An Internet of Things (IoT) platform is an incredibly complex piece of software, because it has to solve a number of hard problems:
- Wireless: radio communication is brittle and must conform to strict regulations
- Large scale: networks can have hundreds to thousands of devices
- Low power: devices run on tiny batteries and must be extremely power efficient
- Integration: everything must work together, from tiny ARM Cortex wireless microcontrollers to NodeJS-driven database backends
And all of this has to work, all the time.
How do we at Thingsquare ensure that the our IoT platform keeps working?
The answer is automated testing: every single change that we make to the code needs to go through rigorous automated testing before we accept it into the code base.
Our automated testing framework is integrated into our git workflow: when we make a pull request, that triggers a set of tests that exercise the entire system.
We run 27 parallel test runs for each change. Every test run focuses on a different aspect of the system. The most basic tests make sure that the code compiles without warnings. Some test the backend database logic. Some test the device code, such as making sure that the firmware update mechanism always is 100% stable. Others test the regulatory compliance of the wireless protocols.
Each test runs for between a few minutes and up to an hour. A change is considered valid only if is passes all tests. The output of a test run can be seen below:
The wireless network simulator
The secret sauce that makes us able to run automated testing is our wireless network simulator.
The simulator is able to simulate both the wireless conditions and the nodes that operate the network. We can emulate the code running on each device at such a low level that we can see the power consumption of individual wireless packets. We can also simulate the code at a higher level that allow us to run simulations with hundreds of nodes in a short amount of time.
The simulator uses Javascript to set up test cases and check that the output of the tests is what it is intended to be.

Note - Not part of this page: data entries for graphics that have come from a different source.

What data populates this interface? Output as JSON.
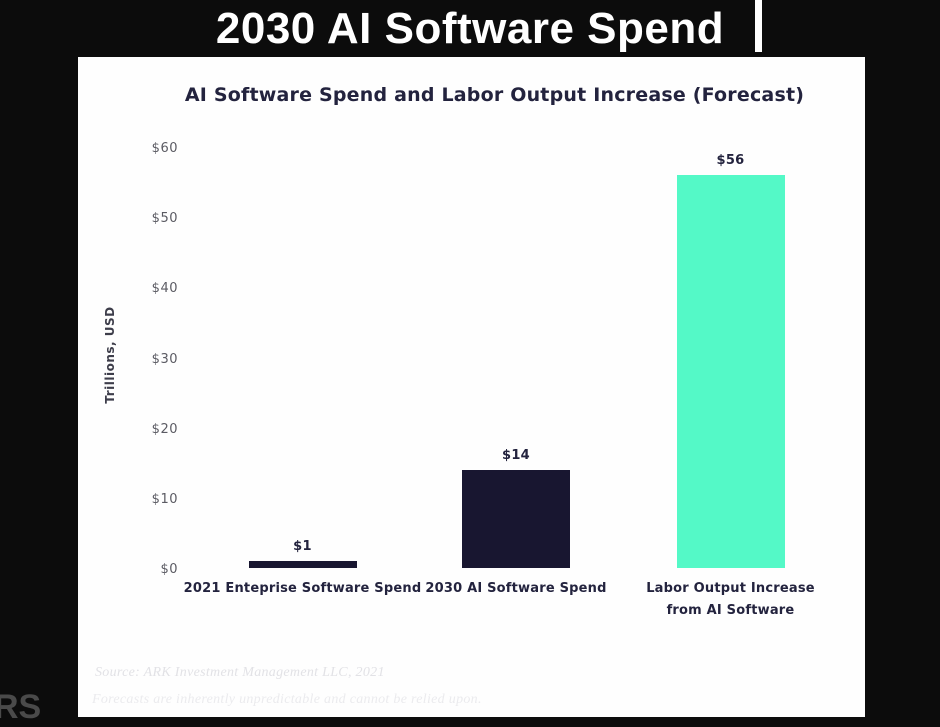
{
  "page": {
    "title": "2030 AI Software Spend",
    "watermark": "RS"
  },
  "chart_data": {
    "type": "bar",
    "title": "AI Software Spend and Labor Output Increase (Forecast)",
    "xlabel": "",
    "ylabel": "Trillions, USD",
    "categories": [
      "2021 Enteprise Software Spend",
      "2030 AI Software Spend",
      "Labor Output Increase\nfrom AI Software"
    ],
    "values": [
      1,
      14,
      56
    ],
    "value_labels": [
      "$1",
      "$14",
      "$56"
    ],
    "bar_colors": [
      "#181630",
      "#181630",
      "#54f9c7"
    ],
    "yticks": [
      0,
      10,
      20,
      30,
      40,
      50,
      60
    ],
    "ytick_labels": [
      "$0",
      "$10",
      "$20",
      "$30",
      "$40",
      "$50",
      "$60"
    ],
    "ylim": [
      0,
      60
    ],
    "grid": false,
    "legend": false
  },
  "footer": {
    "source_line": "Source: ARK Investment Management LLC, 2021",
    "disclaimer_line": "Forecasts are inherently unpredictable and cannot be relied upon."
  },
  "colors": {
    "background": "#0c0c0c",
    "panel": "#fefefe",
    "bar_navy": "#181630",
    "bar_teal": "#54f9c7",
    "title_text": "#ffffff",
    "chart_text": "#23233e",
    "tick_text": "#5b5b63"
  }
}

In total, a full test run in the current version of the Thingsquare platform uses 2000+ simulated nodes.
Power consumption
The power consumption of the devices in the system is tested in two ways:
- The simulator measures the power consumed by each device.
- The devices themselves estimate their own power consumption.

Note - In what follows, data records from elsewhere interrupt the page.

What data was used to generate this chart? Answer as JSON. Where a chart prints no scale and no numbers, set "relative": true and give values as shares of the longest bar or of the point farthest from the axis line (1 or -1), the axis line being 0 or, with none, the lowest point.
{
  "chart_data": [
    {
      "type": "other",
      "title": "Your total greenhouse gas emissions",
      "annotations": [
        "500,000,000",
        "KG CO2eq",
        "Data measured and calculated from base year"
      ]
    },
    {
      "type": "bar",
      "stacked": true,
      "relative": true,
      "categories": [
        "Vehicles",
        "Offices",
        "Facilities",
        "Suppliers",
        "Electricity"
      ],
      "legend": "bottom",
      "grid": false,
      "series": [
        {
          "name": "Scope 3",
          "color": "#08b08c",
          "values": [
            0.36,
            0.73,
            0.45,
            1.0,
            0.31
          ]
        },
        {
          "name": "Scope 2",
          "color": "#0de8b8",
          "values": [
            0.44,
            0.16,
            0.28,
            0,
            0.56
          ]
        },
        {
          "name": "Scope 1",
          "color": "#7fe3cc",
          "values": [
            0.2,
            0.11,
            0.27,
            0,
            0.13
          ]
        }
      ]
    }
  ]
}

The numbers from the simulator and the devices are both compared with pre-set goals that they need to meet. These goals are set so that they will be able run for years on coin cell batteries.
Wireless regulations
The wireless spectrum on the sub-GHz band is regulated by authorities across the world, such as FCC in the US and ETSI in Europe. Products that use the sub-GHz band must follow those regulations.
The Thingsquare IoT platform is designed to comply with these regulations and the automated testing ensures that the regulations are always followed.

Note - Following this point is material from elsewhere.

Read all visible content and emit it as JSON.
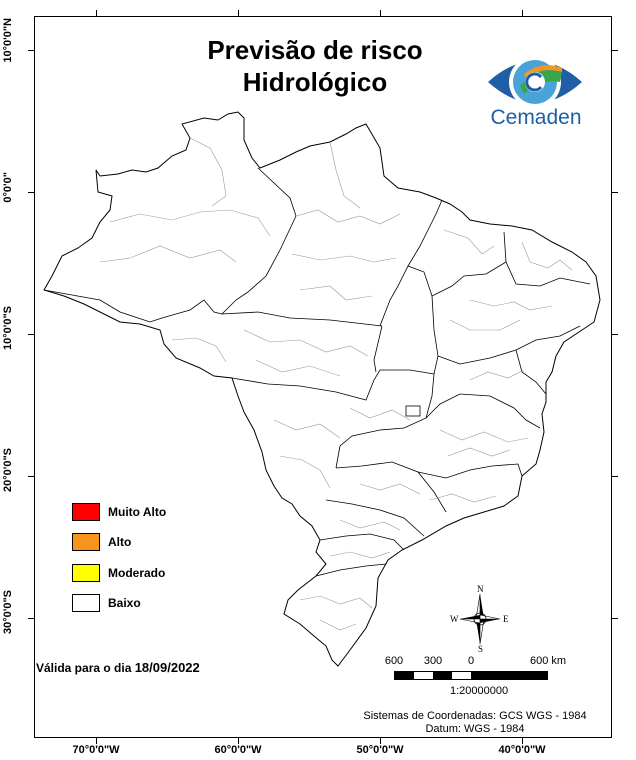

To check that the regulations are followed, the simulator keeps track of the time that each simulated node spends on their frequencies. To comply with both the FCC and ETSI regulations, devices may not stay on any individual channel for more than 400 ms before they switch to a different frequency.
Performance
The simulator checks that the performance of the system always conforms to pre-set goals. For example, a 100 hop network should be able to set itself up and send a specified number of messages without problems.
The setup process for new networks is also tested to make sure that it does not take more time than desired.
Over-the-air firmware updates
One of the most crucial pieces of functionality in the system is remote over-the-air (OTA) firmware updates. Without firmware updates, it is impossible to change the functionality of deployed devices.
We test firmware updates in two scenarios:
- individual firmware updates for specific devices
- network-wide firmware updates for a group of devices
For both mechanisms, the devices need to correctly receive the entire firmware binaries that they are to be updated with. This is checked using the standard mechanism by which the correctness of a binary is checked: through a public key crypto mechanism (PKCS #1).
After receiving the new binary over the network, the new binary is booted up to ensure that it works.
Conclusions
An Internet of Things (IoT) platform is a complex piece of software. We need to ensure that the Thingsquare IoT platform always works and performs as expected. We use automated testing on every change that we make to the system.